Allier activité physique et dépistage, c’est mettre toutes les chances de son côté pour repérer tôt, voire éviter, la survenue des cancers du sein ou colorectal.

Où trouver de l’aide et passer à l’action en Saône-et-Loire ?

  • Maison Sport Santé Saône-et-Loire : Orientation, bilans personnalisés, ateliers gratuits ou à tarif adapté.
  • CPTS (Communautés professionnelles territoriales de santé) : Relais locaux pour l’activité physique adaptée et la prévention.
  • Plateformes de prévention départementales : Événements réguliers, guides, application « Bouger 71 » pour recenser les activités dans le département.
  • Mairies, centres sociaux et clubs sportifs : Renseignements sur les pratiques accessibles à tous (randonnée, marche nordique, ateliers santé…).

Les professionnels de santé jouent également un rôle moteur pour encourager une reprise adaptée et durable de l’activité physique.

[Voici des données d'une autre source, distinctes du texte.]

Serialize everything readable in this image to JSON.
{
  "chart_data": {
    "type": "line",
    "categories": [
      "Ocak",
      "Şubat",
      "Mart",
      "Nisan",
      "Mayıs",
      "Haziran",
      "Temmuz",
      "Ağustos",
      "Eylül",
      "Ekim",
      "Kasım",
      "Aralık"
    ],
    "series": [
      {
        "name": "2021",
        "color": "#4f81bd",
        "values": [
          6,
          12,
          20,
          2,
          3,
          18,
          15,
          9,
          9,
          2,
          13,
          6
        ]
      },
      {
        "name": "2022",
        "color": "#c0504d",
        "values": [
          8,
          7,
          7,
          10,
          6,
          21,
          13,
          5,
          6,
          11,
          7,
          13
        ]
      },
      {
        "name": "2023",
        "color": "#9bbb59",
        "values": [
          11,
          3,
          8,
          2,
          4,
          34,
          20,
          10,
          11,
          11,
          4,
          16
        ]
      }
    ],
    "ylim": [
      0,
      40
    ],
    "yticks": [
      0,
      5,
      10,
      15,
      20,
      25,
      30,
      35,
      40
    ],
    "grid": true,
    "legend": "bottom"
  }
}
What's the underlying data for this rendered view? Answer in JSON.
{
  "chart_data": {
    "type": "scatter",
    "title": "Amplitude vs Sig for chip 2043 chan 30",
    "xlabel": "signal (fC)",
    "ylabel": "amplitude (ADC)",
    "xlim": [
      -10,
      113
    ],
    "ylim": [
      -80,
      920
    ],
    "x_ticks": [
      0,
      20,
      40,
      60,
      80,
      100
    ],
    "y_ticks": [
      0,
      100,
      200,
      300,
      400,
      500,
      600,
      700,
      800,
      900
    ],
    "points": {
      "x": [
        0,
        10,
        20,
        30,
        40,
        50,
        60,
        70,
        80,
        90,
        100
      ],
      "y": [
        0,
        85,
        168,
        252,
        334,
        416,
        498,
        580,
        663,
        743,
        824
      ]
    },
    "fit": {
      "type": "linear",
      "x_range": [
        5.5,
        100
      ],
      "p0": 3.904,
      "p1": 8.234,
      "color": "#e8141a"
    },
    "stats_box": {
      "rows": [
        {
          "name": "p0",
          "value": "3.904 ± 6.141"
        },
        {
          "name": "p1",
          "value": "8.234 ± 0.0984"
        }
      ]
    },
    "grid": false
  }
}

Perspectives et nouveaux élans

L’activité physique reste, pour la prévention des cancers du sein et colorectal, l’une des plus puissantes protections à la portée de chacun. Son efficacité est désormais largement démontrée, y compris dans notre département. Saône-et-Loire se mobilise à travers des réseaux et dispositifs de proximité pour que chaque habitant, quel que soit son âge ou son mode de vie, trouve le moyen de bouger plus et mieux.

Élargir l’accès, lever les freins et rendre le mouvement facile, joyeux et accessible : c’est l’une des clés d’une région en meilleure santé. Prendre soin de soi commence souvent par un premier pas… à portée de main, de cœur, et de territoire.

Sources principales : Santé Publique France, Observatoire régional de la santé Bourgogne-Franche-Comté, INCa, Fondation ARC pour la recherche sur le cancer, CDOS 71, Assurance Maladie, HAS, American Cancer Society.